Scot also came across as overly confident throughout the episode. The way he spoke to Joe and Aubry following Peter’s exit was too much. He needs to remember everyone will be on the jury. Scot has impressed me at times and is one of the best sports figures to play Survivor. Jeff Kent might be a little better, but Scot can surpass his spot if he survives next week’s vote. If Scot wants to have any chance at the end, he’ll need to court everyone. He’s not dumb and did a good job in making bonds following the swap. We heard Michele cite his wealth as a possible reason to take him to the end. Scot could overcome the money issue, but he can’t be arrogant.

The behavior from Scot, Debbie, and Jason stood out because of the sharp contrast between that and what we saw from Michele, Nick, and Aubry. Those players worked to build alliances and considered every possibility. Michele gave a confessional where she mentioned dreaming about making the merge since she was a kid (yikes!). We’re seeing a dichotomy between players who believe the game is theirs versus others doing the legwork to seize control. Survivor thrives in showing people who enter Tribal Council on top of the world and then are gone.

Who’s in the best position?

Michele: Both Nick and Michele occupy a good strategic position, but he just won a challenge and is a more obvious threat. She’s done a good job at not making enemies and understands the game. I don’t expect Michele to be a target anytime soon. My concern is that she’ll play too safe and won’t have the resume if she reaches the finals. Even against a guy like Jason, she’ll need to show ways that she took the game into her own hands. The individual game has just started, so there are still opportunities for my winner pick to shine. Let’s do this, Michele!

Tai, Survivor Kaoh Rong

Everyone likes Tai, but that will eventually hurt his chances before the end.

Tai: We’ll reach a point down the road where Tai’s likability will make him too dangerous. At this moment, Tai’s valuable as a number due to his alliance with Scot. Having the idol also makes him important because of the potential for a super idol. Tai should be good for 2-3 more votes, but he needs to start thinking about the end game. Aligning with Scot and Jason would work at the finals, but they won’t let him get there. Does Tai have the strategic mind to betray his allies and make the end? I’m not convinced thus far, but he’s currently in good shape.

Who’s in trouble?

Debbie: She won the week thanks to her ridiculous use of toilet paper and toilets for a comparison. Even so, Debbie hasn’t charmed too many players. Her aggressive play can work but needs a subtler touch. Debbie won’t go down without a fight, but she may not see the vote coming. She may be happy about the merge, but Debbie is on the radar. Her upfront style could push the others to remove the wild card right away.

Aubry Bracco, Survivor Kaoh Rong

Can Aubry rebound from losing her closest ally?

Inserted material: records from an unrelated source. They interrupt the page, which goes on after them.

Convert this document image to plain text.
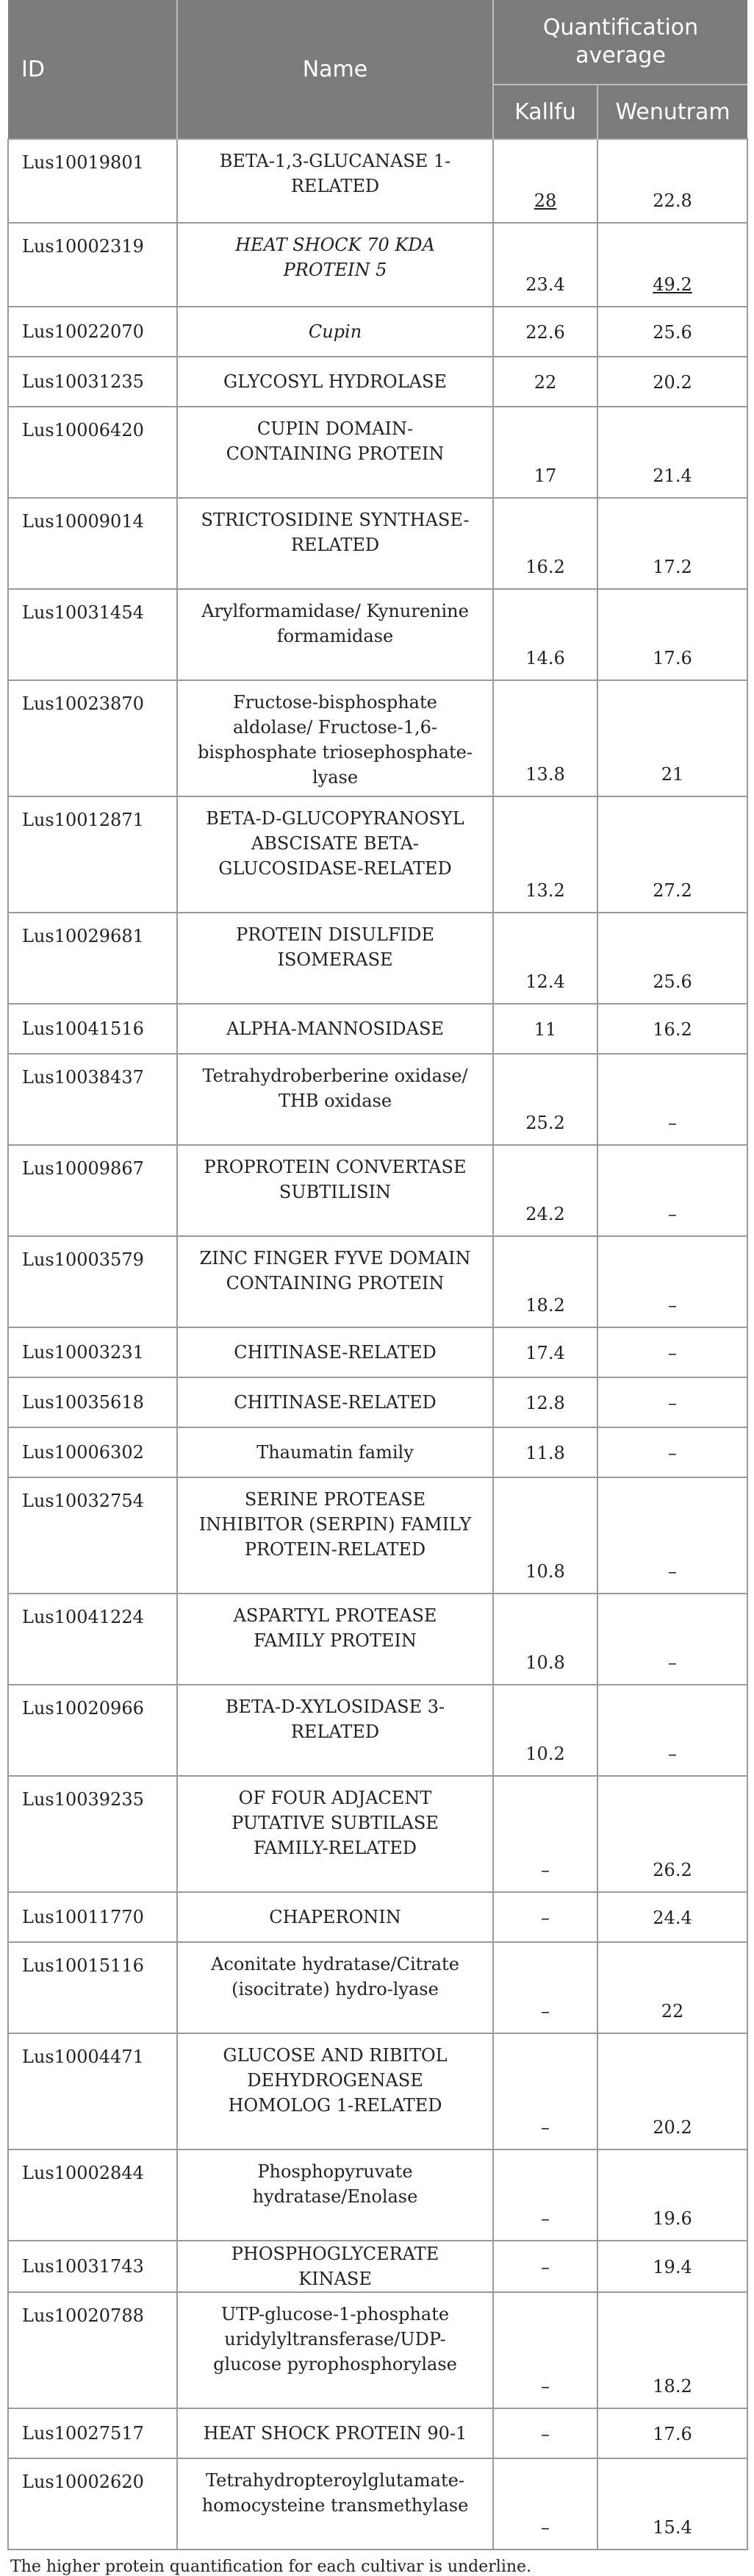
ID	Name	Quantification average	
		Kallfu	Wenutram
Lus10019801	BETA-1,3-GLUCANASE 1-RELATED	28	22.8
Lus10002319	HEAT SHOCK 70 KDA PROTEIN 5	23.4	49.2
Lus10022070	Cupin	22.6	25.6
Lus10031235	GLYCOSYL HYDROLASE	22	20.2
Lus10006420	CUPIN DOMAIN-CONTAINING PROTEIN	17	21.4
Lus10009014	STRICTOSIDINE SYNTHASE-RELATED	16.2	17.2
Lus10031454	Arylformamidase/ Kynurenine formamidase	14.6	17.6
Lus10023870	Fructose-bisphosphate aldolase/ Fructose-1,6-bisphosphate triosephosphate-lyase	13.8	21
Lus10012871	BETA-D-GLUCOPYRANOSYL ABSCISATE BETA-GLUCOSIDASE-RELATED	13.2	27.2
Lus10029681	PROTEIN DISULFIDE ISOMERASE	12.4	25.6
Lus10041516	ALPHA-MANNOSIDASE	11	16.2
Lus10038437	Tetrahydroberberine oxidase/ THB oxidase	25.2	–
Lus10009867	PROPROTEIN CONVERTASE SUBTILISIN	24.2	–
Lus10003579	ZINC FINGER FYVE DOMAIN CONTAINING PROTEIN	18.2	–
Lus10003231	CHITINASE-RELATED	17.4	–
Lus10035618	CHITINASE-RELATED	12.8	–
Lus10006302	Thaumatin family	11.8	–
Lus10032754	SERINE PROTEASE INHIBITOR (SERPIN) FAMILY PROTEIN-RELATED	10.8	–
Lus10041224	ASPARTYL PROTEASE FAMILY PROTEIN	10.8	–
Lus10020966	BETA-D-XYLOSIDASE 3-RELATED	10.2	–
Lus10039235	OF FOUR ADJACENT PUTATIVE SUBTILASE FAMILY-RELATED	–	26.2
Lus10011770	CHAPERONIN	–	24.4
Lus10015116	Aconitate hydratase/Citrate (isocitrate) hydro-lyase	–	22
Lus10004471	GLUCOSE AND RIBITOL DEHYDROGENASE HOMOLOG 1-RELATED	–	20.2
Lus10002844	Phosphopyruvate hydratase/Enolase	–	19.6
Lus10031743	PHOSPHOGLYCERATE KINASE	–	19.4
Lus10020788	UTP-glucose-1-phosphate uridylyltransferase/UDP-glucose pyrophosphorylase	–	18.2
Lus10027517	HEAT SHOCK PROTEIN 90-1	–	17.6
Lus10002620	Tetrahydropteroylglutamate-homocysteine transmethylase	–	15.4
The higher protein quantification for each cultivar is underline.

Aubry: Despite my optimistic view of Aubry’s chances, she is a potential target for the majority. It won’t be easy for Aubry to survive her current situation. Even if Neal had given her the idol, that wouldn’t secure her spot on its own. Aubry’s best hope is for dissension to rise in the ranks, and the previews do hint at that possibility. She’s also more driven to do well following Neal’s exit, and that might drive Aubry to play harder and change the game. There are cracks in the majority, and now she has three more days to find them.

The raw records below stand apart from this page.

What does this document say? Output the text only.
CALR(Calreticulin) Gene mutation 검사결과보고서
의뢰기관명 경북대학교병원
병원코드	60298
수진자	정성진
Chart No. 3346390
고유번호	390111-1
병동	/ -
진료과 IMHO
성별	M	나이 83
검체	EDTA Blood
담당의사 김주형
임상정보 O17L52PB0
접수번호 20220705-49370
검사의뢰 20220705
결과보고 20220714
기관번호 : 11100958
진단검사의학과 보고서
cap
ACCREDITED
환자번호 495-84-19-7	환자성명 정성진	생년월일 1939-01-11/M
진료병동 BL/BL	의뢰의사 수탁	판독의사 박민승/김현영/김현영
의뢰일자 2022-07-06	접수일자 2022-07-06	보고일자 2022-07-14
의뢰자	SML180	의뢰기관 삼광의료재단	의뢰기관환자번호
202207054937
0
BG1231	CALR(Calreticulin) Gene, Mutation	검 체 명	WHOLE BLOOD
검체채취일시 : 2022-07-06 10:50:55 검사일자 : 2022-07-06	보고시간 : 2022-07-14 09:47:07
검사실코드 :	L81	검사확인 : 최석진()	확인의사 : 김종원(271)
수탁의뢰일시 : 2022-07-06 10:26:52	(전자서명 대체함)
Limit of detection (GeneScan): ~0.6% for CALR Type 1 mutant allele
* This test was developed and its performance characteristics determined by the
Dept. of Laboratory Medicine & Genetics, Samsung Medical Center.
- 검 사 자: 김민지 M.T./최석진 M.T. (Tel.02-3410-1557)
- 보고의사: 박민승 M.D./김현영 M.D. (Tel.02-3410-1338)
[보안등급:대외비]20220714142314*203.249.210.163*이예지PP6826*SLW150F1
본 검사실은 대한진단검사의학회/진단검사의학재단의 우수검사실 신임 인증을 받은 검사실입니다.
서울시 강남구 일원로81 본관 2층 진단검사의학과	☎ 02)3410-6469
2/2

Where do we go from here? It’s been quite a walk through the fire in Cambodia for this cast, and it won’t get any easier. Despite another medevac and unfortunate game break, I’m still excited by this season. There are quite a few alphas remaining, and the alliances don’t feel secure. It was a shame to lose Neal, but his exit gives Aubry a real chance to escape. I believe we’re in store for an unpredictable finish, and this week set the stage. It was difficult to watch but hasn’t totally derailed this game. I can’t wait to watch this cast get back out there and battle to the end.